# naruto??



## Clark Kent (May 21, 2008)

*naruto??
By kitsune - Wed, 21 May 2008 19:15:34 GMT
Originally Posted at: Dead Parrot Tavern*
====================

does any one here watch naruto??


Read More...


------------------------------------
The Dead Parrot Tavern - The Dead Parrot Tavern is a community forum for the discussion of the golden age of piracy, pirate fests, ren faires, science fiction, fantasy and horror with news, info, calendars of events, message boards, and more! We welcome all to our shores!


----------



## JadecloudAlchemist (May 21, 2008)

I watch Naruto. My favorites are Hinata,Kakashi,Jiraya,Lady Tsunade,Ten ten.

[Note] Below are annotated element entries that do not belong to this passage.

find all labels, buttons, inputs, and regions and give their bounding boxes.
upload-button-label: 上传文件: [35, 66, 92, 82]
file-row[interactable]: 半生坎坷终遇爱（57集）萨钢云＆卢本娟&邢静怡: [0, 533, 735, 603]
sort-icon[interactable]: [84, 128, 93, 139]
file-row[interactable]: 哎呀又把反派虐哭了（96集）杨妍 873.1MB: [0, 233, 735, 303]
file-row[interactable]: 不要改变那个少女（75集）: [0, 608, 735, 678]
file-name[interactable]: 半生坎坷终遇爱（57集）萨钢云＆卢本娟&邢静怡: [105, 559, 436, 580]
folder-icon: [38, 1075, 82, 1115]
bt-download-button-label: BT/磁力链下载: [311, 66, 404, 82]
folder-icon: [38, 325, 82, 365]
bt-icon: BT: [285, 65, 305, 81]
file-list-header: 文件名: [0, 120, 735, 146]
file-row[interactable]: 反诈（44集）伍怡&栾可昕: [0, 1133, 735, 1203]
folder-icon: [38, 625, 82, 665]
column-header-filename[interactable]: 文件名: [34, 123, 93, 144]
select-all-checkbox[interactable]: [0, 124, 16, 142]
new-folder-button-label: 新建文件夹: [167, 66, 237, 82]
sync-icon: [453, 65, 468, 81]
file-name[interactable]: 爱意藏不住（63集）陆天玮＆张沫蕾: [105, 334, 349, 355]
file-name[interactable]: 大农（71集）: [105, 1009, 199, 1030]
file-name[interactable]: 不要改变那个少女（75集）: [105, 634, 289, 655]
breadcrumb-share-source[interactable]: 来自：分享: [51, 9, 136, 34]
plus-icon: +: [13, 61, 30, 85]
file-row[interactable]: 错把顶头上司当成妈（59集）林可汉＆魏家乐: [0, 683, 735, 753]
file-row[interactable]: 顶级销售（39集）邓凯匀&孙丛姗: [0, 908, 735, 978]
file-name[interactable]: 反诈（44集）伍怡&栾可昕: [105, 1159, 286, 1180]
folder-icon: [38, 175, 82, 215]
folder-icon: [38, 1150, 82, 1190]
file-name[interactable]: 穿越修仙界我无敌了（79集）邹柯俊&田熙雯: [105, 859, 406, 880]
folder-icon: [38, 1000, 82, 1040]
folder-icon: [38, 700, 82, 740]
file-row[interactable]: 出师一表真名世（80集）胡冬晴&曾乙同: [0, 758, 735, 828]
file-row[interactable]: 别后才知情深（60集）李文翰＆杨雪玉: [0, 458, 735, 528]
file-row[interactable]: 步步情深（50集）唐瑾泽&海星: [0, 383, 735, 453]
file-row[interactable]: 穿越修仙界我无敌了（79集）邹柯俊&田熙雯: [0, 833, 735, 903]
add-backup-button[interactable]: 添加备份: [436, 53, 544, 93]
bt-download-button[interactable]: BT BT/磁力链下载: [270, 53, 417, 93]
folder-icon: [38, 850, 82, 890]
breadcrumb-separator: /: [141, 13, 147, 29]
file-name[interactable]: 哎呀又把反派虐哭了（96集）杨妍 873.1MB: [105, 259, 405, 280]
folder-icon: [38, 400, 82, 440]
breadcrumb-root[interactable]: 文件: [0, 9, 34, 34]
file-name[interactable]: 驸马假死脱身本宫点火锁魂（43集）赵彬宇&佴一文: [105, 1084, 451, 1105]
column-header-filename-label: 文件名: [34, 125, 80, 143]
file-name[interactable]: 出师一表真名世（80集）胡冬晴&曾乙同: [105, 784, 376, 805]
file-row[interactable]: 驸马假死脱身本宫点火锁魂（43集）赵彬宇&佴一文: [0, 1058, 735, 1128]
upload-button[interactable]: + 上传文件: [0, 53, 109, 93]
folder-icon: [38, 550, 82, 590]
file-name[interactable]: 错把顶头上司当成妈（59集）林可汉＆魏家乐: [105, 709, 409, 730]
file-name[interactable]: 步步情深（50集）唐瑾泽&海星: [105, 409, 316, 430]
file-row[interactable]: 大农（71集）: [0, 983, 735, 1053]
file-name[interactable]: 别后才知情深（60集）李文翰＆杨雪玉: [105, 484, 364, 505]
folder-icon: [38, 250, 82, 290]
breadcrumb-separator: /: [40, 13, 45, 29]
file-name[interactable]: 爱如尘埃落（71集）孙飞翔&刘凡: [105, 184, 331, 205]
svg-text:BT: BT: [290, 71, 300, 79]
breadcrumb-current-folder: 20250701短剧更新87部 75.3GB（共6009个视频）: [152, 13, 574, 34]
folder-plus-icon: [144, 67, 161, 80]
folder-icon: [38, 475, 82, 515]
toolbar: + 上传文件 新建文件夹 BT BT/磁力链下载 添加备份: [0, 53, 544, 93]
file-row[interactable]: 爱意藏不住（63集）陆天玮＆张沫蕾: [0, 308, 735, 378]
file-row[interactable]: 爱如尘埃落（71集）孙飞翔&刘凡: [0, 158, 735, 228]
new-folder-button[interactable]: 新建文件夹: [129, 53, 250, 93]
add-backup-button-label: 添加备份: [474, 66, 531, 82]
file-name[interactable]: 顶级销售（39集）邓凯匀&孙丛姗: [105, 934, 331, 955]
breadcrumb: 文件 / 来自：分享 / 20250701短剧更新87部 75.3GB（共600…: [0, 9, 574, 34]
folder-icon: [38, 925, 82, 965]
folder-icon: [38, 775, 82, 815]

I like the moral aspect of the show.

Also I like the music.


----------



## KempoGuy06 (May 22, 2008)

Clark Kent said:


> *naruto??
> By kitsune - Wed, 21 May 2008 19:15:34 GMT
> Originally Posted at: Dead Parrot Tavern*
> ====================
> ...


I love the show. but the Manga is way better. Ive found a website that translates all the one in the Japan so Im way ahead of the american versions. 

for those who watch or read you havent seen anything yet. it gets way better

B


----------



## FearlessFreep (May 22, 2008)

I watched most of them one weekend when Cartoon Network played them all weekend long.

Started out ok but I quickly grew tired of them. Partially because of Naruto's obnoxiousness.  Mostly from a story-telling perspective when it got to a point where the students are all having a competition and by the second round, these novices were whiping out magic techniques that would lay waste to entire villages if they wanted.  That sorta 'dramatic escalation to the absurd' just bores me after awhile.


----------